My kid is too young for any of this, so this is an honest question to which I do not know the answer: why would you take a child to a toy store?

I'm right there with you. I avoid exposing my child to harmful environmental factors like too much sun, dangerous chemicals or craven marketing. To that end, I generally don't take my kid to toy stores/aisles/etc. that are full of images I'm uncomfortable with.

I haven't been able to avoid all of them, but I definitely don't take my kid to Toys'R'Us or whatnot and I've always done whatever I could to avoid the toy aisles at big-box retailers. She knows I'm uncomfortable with that stuff and I've explained why.

As with all things like this, I've relaxed about these things as she's gotten older and become more capable of (1) evaluating messages for herself and (2) talking about the messages around us, so heavily-gendered toys, aisles, etc. become more "teachable." (She's big into American Girl dolls and books right now. I'm big into talking about how the women in the books behave and are expected to behave; how women were treated differently in different times; etc.)

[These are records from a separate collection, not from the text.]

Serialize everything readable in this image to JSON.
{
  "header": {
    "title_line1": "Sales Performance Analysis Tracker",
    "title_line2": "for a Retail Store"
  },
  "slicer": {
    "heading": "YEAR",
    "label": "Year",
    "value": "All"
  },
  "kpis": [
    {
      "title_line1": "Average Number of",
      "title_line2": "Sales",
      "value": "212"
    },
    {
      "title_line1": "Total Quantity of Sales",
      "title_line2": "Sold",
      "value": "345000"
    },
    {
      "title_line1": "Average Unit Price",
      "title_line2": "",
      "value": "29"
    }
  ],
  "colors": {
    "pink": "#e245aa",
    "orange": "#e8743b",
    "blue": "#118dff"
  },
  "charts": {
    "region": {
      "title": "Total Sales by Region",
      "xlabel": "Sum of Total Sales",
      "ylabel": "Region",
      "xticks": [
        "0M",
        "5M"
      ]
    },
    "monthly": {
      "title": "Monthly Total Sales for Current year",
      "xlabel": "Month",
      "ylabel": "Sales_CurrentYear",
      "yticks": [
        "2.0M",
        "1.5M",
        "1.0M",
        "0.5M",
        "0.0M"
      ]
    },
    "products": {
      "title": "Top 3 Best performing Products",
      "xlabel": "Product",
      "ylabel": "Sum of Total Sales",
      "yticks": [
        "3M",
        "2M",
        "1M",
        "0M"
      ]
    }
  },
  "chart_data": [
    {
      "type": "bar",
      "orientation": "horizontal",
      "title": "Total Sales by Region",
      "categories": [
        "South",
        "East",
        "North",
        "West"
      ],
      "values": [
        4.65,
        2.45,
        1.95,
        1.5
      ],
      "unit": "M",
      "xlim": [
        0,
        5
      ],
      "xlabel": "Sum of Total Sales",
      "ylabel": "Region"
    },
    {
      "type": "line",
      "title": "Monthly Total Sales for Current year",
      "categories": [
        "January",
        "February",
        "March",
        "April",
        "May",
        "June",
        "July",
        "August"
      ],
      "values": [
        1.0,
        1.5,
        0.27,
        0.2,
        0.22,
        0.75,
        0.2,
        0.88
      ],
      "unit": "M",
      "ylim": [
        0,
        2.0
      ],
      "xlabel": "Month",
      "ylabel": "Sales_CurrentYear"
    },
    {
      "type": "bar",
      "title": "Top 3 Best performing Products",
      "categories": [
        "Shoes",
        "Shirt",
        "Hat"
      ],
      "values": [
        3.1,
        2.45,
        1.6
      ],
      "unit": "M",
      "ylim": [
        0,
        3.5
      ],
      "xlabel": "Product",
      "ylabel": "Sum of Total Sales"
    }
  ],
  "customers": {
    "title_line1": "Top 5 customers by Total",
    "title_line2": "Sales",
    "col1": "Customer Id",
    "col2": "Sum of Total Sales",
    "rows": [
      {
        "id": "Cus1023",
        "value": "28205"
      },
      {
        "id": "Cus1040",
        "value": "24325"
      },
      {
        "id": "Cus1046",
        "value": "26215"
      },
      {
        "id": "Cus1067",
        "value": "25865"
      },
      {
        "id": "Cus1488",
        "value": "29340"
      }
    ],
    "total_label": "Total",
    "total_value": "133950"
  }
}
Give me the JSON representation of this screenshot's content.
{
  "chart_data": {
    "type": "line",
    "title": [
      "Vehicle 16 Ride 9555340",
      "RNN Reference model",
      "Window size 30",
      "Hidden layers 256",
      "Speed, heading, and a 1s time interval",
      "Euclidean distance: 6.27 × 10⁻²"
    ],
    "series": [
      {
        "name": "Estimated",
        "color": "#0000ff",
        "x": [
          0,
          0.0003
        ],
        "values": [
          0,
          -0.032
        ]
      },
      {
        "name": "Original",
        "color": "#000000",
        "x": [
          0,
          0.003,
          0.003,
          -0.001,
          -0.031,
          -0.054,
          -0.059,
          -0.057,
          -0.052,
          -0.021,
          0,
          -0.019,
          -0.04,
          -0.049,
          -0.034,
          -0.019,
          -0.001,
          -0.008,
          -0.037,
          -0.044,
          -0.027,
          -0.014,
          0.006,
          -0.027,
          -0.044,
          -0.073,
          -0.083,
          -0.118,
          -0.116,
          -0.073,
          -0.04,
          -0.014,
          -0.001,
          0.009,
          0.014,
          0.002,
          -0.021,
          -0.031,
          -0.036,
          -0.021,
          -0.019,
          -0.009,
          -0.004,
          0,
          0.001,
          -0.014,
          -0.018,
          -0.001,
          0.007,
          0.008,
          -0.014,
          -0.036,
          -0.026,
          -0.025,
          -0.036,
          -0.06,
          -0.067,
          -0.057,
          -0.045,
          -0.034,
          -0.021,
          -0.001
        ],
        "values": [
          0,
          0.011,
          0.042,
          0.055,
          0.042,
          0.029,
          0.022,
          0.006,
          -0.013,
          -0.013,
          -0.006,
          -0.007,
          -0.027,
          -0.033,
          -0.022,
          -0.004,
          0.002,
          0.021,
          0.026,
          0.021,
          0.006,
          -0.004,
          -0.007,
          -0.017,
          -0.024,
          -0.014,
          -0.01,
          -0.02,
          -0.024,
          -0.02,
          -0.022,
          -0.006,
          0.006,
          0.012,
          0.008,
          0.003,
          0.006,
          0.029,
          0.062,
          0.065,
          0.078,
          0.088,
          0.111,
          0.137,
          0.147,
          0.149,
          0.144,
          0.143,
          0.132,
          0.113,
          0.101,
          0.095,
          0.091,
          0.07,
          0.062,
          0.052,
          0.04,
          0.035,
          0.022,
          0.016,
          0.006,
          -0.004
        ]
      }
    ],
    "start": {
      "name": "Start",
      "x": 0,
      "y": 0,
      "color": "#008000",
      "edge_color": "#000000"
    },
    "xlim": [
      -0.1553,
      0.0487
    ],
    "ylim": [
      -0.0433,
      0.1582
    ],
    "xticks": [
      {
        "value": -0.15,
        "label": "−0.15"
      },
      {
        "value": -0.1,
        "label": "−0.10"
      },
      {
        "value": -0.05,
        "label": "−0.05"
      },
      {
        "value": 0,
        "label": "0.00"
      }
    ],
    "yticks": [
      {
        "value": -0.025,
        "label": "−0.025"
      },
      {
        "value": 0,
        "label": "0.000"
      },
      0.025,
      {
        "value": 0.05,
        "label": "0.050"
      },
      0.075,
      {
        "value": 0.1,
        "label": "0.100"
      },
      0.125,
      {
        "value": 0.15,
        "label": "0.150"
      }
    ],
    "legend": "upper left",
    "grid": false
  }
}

There are locally-owned toy stores in the area that are considerably less gendered in their presentation, and I like to patronize them more anyway, so we go there. Incidentally, they have an annual Lego competition, and my daughter loves looking in the window at all the kids' creations. She hasn't done one herself, but Lego is probably her fourth favorite activity, behind reading, pretending, and building houses for the cat out of boxes.

What makes American Girl dolls (the historical ones) a gendered toy?

Because they depict girls? Surely not. Ken dolls depict men and they're a girls' toy. I'm sure plenty of boys have Leia action figures to go with the rest of their Star Wars toys, Hermiones to go with Harry and Ron, etc. There really shouldn't be anything unusual about a child playing with a toy depicting a member of the other gender.

Because they have real clothes and hair? There are plenty of boys' toys with clothes and hair. The original GI Joes were like this.

Because they are wearing dresses? They're not pink glittery princess dresses, mostly just ordinary clothes women would've worn in that time period.

Because the books are all about girls and how they lived in history? Really, boys SHOULD learn about this. Give 'em some perspective.

What, exactly, makes American Girl toys... girls' toys? If anything, they should be considered unisex.